I've decided to try something that I've never tried before with a game (at least not with a whole game). I'm going to write a computer simulation of it. The goal is to use the simulation to help balance the game. I'm not sure how far I'll take it, but the farther the better.
Disclaimer: For the rest of this post, I'll be writing as if you understand Java (the language I'm writing it in). That may be Greek to some people so I apologize in advance!
Here's the basic idea:
Every time there is a player decision to be made I'm going to introduce an interface to represent a strategy to be taken in that situation. (E.g. AssignWorkerSkillsStrategy). Then I'm going to try to come up with a fair number of reasonable implementations of each Strategy. (E.g. GeneralistAssignWorkerSkillsStrategy or SpecialistAssignWorkerSkillsStrategy). Then I'll have a class called Player that is returns a particular implementation for each strategy. Somehow I'll create players with different strategies. I'm not sure if I'll make an exhaustive collection of every permutation of strategy or just make Players randomly... it will probably depend heavily on how many permutations that would be. Regardless, I'll then assign a Players to a game and run the simulation keeping track of if they won or lost (and if they lost how) as well as the strategies used. Do that many thousands of times and I can get an idea about the difficulty of the game as a whole and which strategies seem to work best.

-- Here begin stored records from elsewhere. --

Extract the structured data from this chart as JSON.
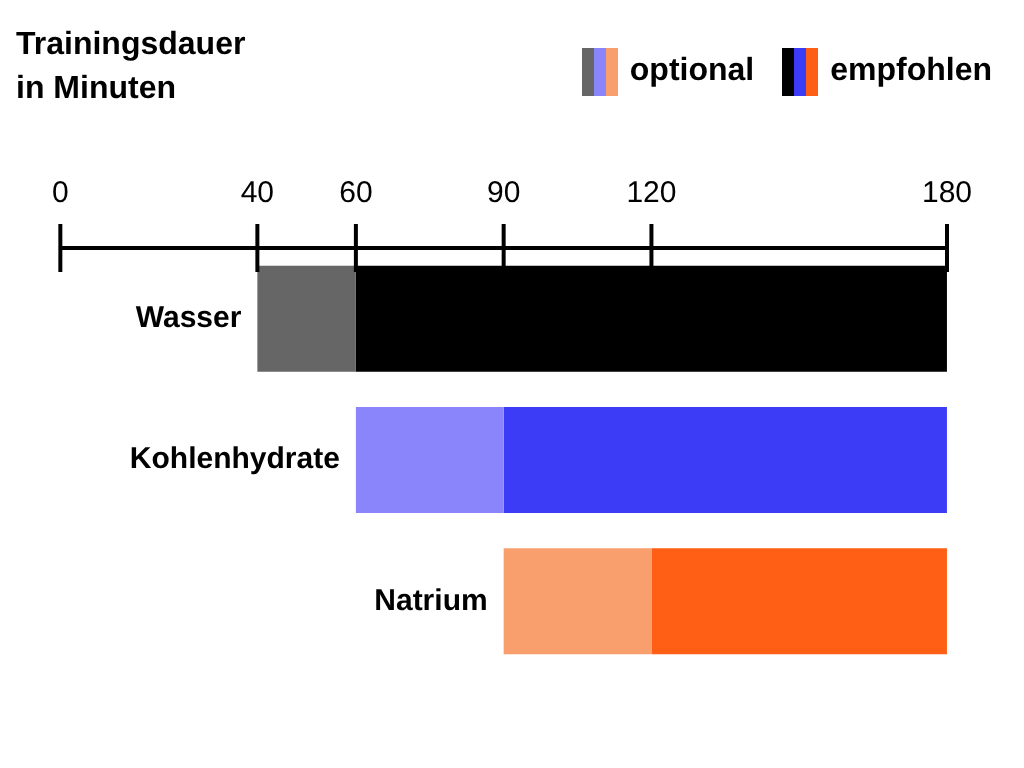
{
  "chart_data": {
    "type": "bar",
    "orientation": "horizontal",
    "xlabel": "Trainingsdauer in Minuten",
    "categories": [
      "Wasser",
      "Kohlenhydrate",
      "Natrium"
    ],
    "series": [
      {
        "name": "optional",
        "colors": [
          "#666666",
          "#8a85fb",
          "#f99f6e"
        ],
        "base": [
          40,
          60,
          90
        ],
        "values": [
          20,
          30,
          30
        ]
      },
      {
        "name": "empfohlen",
        "colors": [
          "#000000",
          "#3c3cf7",
          "#ff5f15"
        ],
        "base": [
          60,
          90,
          120
        ],
        "values": [
          120,
          90,
          60
        ]
      }
    ],
    "xlim": [
      0,
      180
    ],
    "xticks": [
      0,
      40,
      60,
      90,
      120,
      180
    ],
    "legend": "top right"
  }
}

I can then tweak the game rules so that the game is the right level of difficulty (actually I'll probably want a way to have several difficulty levels). Real players are going to better than the simulated ones, so I want to lean on the difficult side.
I also want to make sure that there isn't one strategy that is clearly better than the rest. Foolish strategies should, of course, fail. But It would be nice to have more than one way to attack a problem.
Well... that's the plan at least. I started working on it a couple of days, but it will take a while before it's runnable. We'll have to see how successful this is.